The impressive results of UK decarbonisation. And the opposite situation in Aus

There has been some fantastic news coming out of the UK recently. I subscribed a couple of years back to the online magazine/blog RenewEconomy (much more active than me!) which alerted me to an article on the UK. In short, it reported on how the country had witnessed a drop in carbon emissions of 9% during 2014. Quite impressive reduction. And it probably contributed towards their commendable 5th place in The Climate Change Performance Index 2014.

This was attributed to a 20% decline in coal use and relatively warm winter temperatures. This I can attest to. I saw frost on only a couple of occasions and there was no snow at all in the 2013-2014 winter, unlike this year. Remarkable also in this 9% drop in emissions was simultaneous growth of the economy!

That’s a very positive wake up call for the small army of economists and policy makers who couple fossil fuel use with economic growth.

Historical Coal Use UK

Clicking though a number of pages that linked from the original article, I came across this excellent graph above. I’m impressed that such graphs can be produced dating back to the 1860s. I like also that the graph has a zero on the vertical axis.

But my intuitive thought was of course to compare it to the coal obsessed country that I’m a citizen of. The same quality of statistics weren’t obtainable in my 5 minutes of Googling, but I came up with this one.

Australian Coal Consumption
Does this look like the future to you? Coal coal coal? Certainly a major contributing factor to Australia’s miserable performance in the The Climate Change Performance Index 2014. Only 4 countries of the top 58 global emitters fall behind Australia (Canada, Iran, Kazakhstan and Saudi Arabia).

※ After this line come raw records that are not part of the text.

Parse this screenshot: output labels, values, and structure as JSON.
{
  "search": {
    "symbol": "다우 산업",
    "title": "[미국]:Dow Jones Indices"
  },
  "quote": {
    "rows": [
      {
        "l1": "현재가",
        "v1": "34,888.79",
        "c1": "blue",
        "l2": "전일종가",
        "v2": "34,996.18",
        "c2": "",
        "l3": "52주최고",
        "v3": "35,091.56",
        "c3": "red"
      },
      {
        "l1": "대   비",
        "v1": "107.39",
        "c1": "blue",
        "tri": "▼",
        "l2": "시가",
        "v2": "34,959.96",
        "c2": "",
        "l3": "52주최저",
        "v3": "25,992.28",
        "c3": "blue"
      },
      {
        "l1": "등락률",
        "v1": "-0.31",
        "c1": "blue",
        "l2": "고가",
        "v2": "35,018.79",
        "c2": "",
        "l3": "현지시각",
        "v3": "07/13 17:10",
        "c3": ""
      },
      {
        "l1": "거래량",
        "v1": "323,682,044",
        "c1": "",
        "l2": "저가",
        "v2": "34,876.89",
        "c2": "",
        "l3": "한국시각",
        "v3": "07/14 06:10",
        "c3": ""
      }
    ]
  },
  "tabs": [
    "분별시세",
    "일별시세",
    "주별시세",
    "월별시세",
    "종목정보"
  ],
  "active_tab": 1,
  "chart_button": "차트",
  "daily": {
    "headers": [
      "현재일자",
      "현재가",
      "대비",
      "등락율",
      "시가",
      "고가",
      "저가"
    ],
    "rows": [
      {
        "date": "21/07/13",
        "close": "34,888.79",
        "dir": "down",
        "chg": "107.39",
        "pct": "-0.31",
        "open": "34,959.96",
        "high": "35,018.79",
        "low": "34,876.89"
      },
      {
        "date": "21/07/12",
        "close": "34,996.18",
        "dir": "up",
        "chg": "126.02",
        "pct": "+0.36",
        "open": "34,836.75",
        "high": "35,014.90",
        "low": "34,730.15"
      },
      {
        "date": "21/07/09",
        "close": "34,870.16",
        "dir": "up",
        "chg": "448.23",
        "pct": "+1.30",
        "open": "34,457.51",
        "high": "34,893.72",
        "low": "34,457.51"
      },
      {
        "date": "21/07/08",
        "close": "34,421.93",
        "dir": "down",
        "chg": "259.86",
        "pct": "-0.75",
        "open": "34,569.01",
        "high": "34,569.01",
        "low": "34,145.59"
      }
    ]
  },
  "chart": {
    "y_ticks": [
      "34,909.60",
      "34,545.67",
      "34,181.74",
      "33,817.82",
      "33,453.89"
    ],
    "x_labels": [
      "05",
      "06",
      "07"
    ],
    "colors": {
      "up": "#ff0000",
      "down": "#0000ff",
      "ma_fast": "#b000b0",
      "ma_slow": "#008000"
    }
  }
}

Can you spot the difference?

I subsequently found a possibly even more depressing account of the state of the Australian environmental system when I stumbled upon this:

Australia renewables sector

Since 2010-11 the situation hasn’t improved vastly. Certainly not under the present government. You can read about my brief comparative analysis of the wind development situation in Victoria and Denmark in a blog post earlier this month. There are of course some good news stories in terms of solar since this time, so I hope if I were to find an updated version of the graph above I would see a rise in the renewable development percentage again.

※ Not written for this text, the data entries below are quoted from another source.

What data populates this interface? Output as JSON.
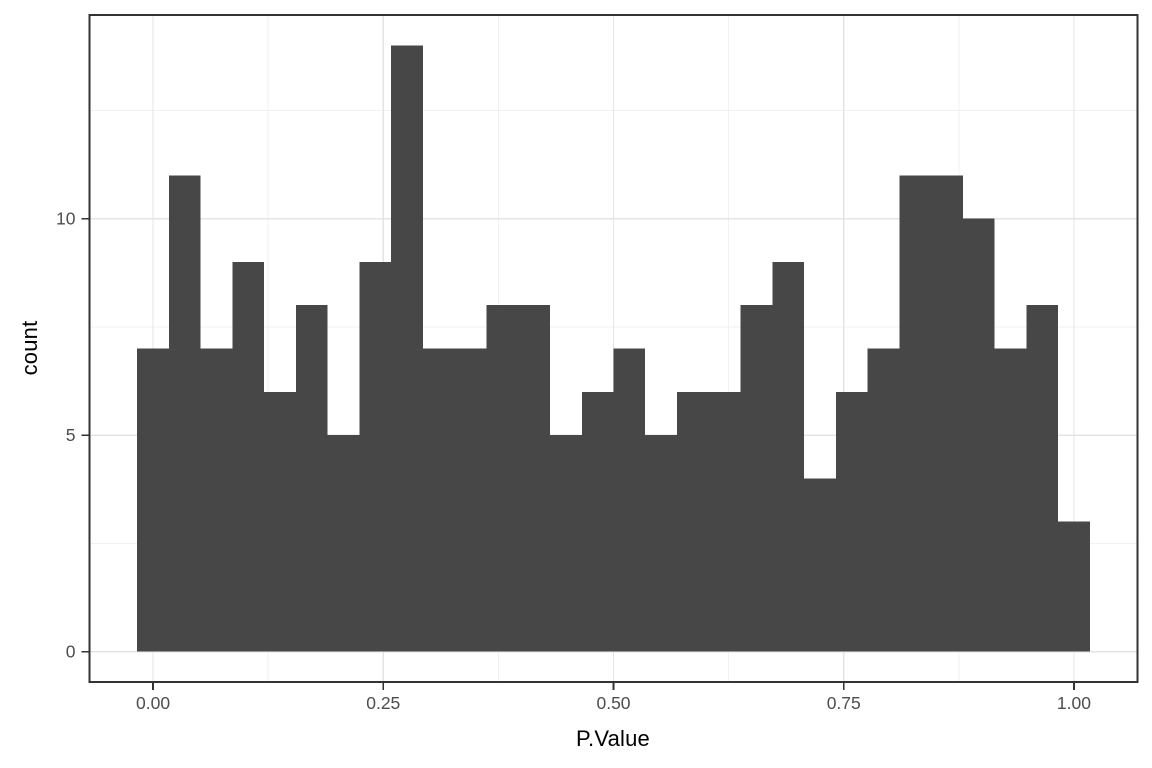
{
  "figure": {
    "background": "#ffffff"
  },
  "chart_data": {
    "type": "bar",
    "subtype": "histogram",
    "title": "",
    "xlabel": "P.Value",
    "ylabel": "count",
    "legend": "none",
    "grid": true,
    "bar_color": "#474747",
    "bin_width": 0.034483,
    "bin_centers": [
      0.0,
      0.0345,
      0.069,
      0.1034,
      0.1379,
      0.1724,
      0.2069,
      0.2414,
      0.2759,
      0.3103,
      0.3448,
      0.3793,
      0.4138,
      0.4483,
      0.4828,
      0.5172,
      0.5517,
      0.5862,
      0.6207,
      0.6552,
      0.6897,
      0.7241,
      0.7586,
      0.7931,
      0.8276,
      0.8621,
      0.8966,
      0.931,
      0.9655,
      1.0
    ],
    "counts": [
      7,
      11,
      7,
      9,
      6,
      8,
      5,
      9,
      14,
      7,
      7,
      8,
      8,
      5,
      6,
      7,
      5,
      6,
      6,
      8,
      9,
      4,
      6,
      7,
      11,
      11,
      10,
      7,
      8,
      3
    ],
    "x_ticks": {
      "values": [
        0.0,
        0.25,
        0.5,
        0.75,
        1.0
      ],
      "labels": [
        "0.00",
        "0.25",
        "0.50",
        "0.75",
        "1.00"
      ]
    },
    "y_ticks": {
      "values": [
        0,
        5,
        10
      ],
      "labels": [
        "0",
        "5",
        "10"
      ]
    },
    "x_minor": [
      0.125,
      0.375,
      0.625,
      0.875
    ],
    "y_minor": [
      2.5,
      7.5,
      12.5
    ],
    "xlim": [
      -0.069,
      1.069
    ],
    "ylim": [
      -0.7,
      14.7
    ],
    "theme": {
      "panel_background": "#ffffff",
      "panel_border": "#333333",
      "grid_major": "#e4e4e4",
      "grid_minor": "#f1f1f1",
      "tick_color": "#333333",
      "tick_label_color": "#4d4d4d",
      "axis_title_color": "#000000"
    }
  }
}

The Australian coal mining industry has been kidding itself for a long time about it’s poor environmental record. The nature of their advertising affirms this. Slogans like ‘Coal Hard Facts’ from the Minerals Council of Australia. Or how about their report on ‘Power to the People’ also referring exclusively to fossil fuels. As though they had won some kind of popularity contest.

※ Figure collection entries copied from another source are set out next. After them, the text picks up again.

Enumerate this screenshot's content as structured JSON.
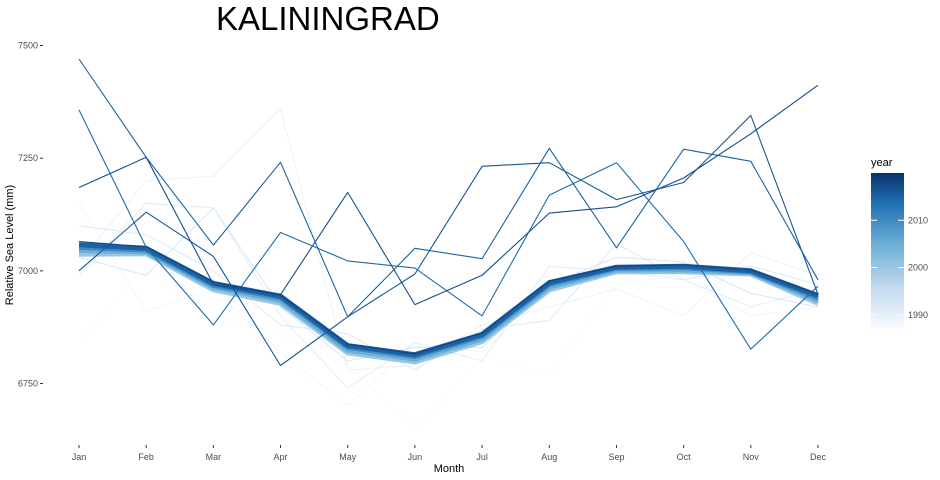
{
  "chart_data": {
    "type": "line",
    "title": "KALININGRAD",
    "xlabel": "Month",
    "ylabel": "Relative Sea Level (mm)",
    "categories": [
      "Jan",
      "Feb",
      "Mar",
      "Apr",
      "May",
      "Jun",
      "Jul",
      "Aug",
      "Sep",
      "Oct",
      "Nov",
      "Dec"
    ],
    "y_ticks": [
      6750,
      7000,
      7250,
      7500
    ],
    "ylim": [
      6625,
      7530
    ],
    "grid": false,
    "legend": {
      "title": "year",
      "placement": "right",
      "type": "colorbar",
      "ticks": [
        1990,
        2000,
        2010
      ],
      "range": [
        1987,
        2020
      ],
      "colors": [
        "#f7fbff",
        "#c6dbef",
        "#6baed6",
        "#2171b5",
        "#08306b"
      ]
    },
    "series": [
      {
        "year": 1987,
        "values": [
          6840,
          7010,
          6890,
          6860,
          6790,
          6650,
          6810,
          6770,
          6970,
          6990,
          6980,
          6940
        ]
      },
      {
        "year": 1988,
        "values": [
          7150,
          6910,
          6960,
          6820,
          6700,
          6840,
          6820,
          6950,
          7000,
          6980,
          6900,
          6920
        ]
      },
      {
        "year": 1989,
        "values": [
          7020,
          7200,
          7210,
          7360,
          6780,
          6790,
          6880,
          6920,
          6960,
          6900,
          7040,
          6990
        ]
      },
      {
        "year": 1990,
        "values": [
          6990,
          7150,
          7140,
          6900,
          6740,
          6840,
          6800,
          7010,
          7000,
          6980,
          6920,
          6960
        ]
      },
      {
        "year": 1991,
        "values": [
          7100,
          7080,
          7000,
          6880,
          6860,
          6780,
          6870,
          6890,
          7060,
          6980,
          7010,
          6970
        ]
      },
      {
        "year": 1992,
        "values": [
          7030,
          6990,
          7140,
          6920,
          6800,
          6830,
          6830,
          6970,
          7030,
          7020,
          6950,
          6920
        ]
      },
      {
        "year": 2000,
        "values": [
          7037,
          7038,
          6958,
          6928,
          6818,
          6798,
          6843,
          6958,
          6998,
          6998,
          6993,
          6928
        ]
      },
      {
        "year": 2005,
        "values": [
          7045,
          7042,
          6964,
          6934,
          6824,
          6804,
          6849,
          6964,
          7002,
          7002,
          6996,
          6934
        ]
      },
      {
        "year": 2010,
        "values": [
          7052,
          7046,
          6968,
          6940,
          6830,
          6810,
          6855,
          6970,
          7006,
          7007,
          6998,
          6940
        ]
      },
      {
        "year": 2015,
        "values": [
          7058,
          7050,
          6972,
          6944,
          6834,
          6814,
          6859,
          6974,
          7008,
          7010,
          7000,
          6945
        ]
      },
      {
        "year": 2014,
        "values": [
          7357,
          7052,
          6880,
          7085,
          7022,
          7006,
          6900,
          7168,
          7240,
          7065,
          6826,
          6966
        ]
      },
      {
        "year": 2015,
        "values": [
          7470,
          7252,
          7057,
          7241,
          6898,
          7050,
          7027,
          7272,
          7051,
          7270,
          7243,
          6980
        ]
      },
      {
        "year": 2016,
        "values": [
          7000,
          7130,
          7032,
          6790,
          6898,
          6993,
          7232,
          7240,
          7158,
          7196,
          7345,
          6948
        ]
      },
      {
        "year": 2017,
        "values": [
          7185,
          7252,
          6970,
          6947,
          7174,
          6925,
          6990,
          7128,
          7142,
          7206,
          7304,
          7412
        ]
      },
      {
        "year": 2018,
        "values": [
          7065,
          7053,
          6975,
          6946,
          6837,
          6816,
          6862,
          6977,
          7010,
          7013,
          7002,
          6948
        ]
      }
    ]
  }
}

To understand the current policy of the Abbott government you don’t need to look any further than his comments whilst opening a new coal mine in Queensland.

“coal is good for humanity”

“It is a great day for the world” (whilst opening the Caval Ridge coalmine.

“The future for coal is bright and it is the responsibility for government to try to ensure that we are there making it easier for everyone wanting to have a go.”

“I regard myself as a conservationist.”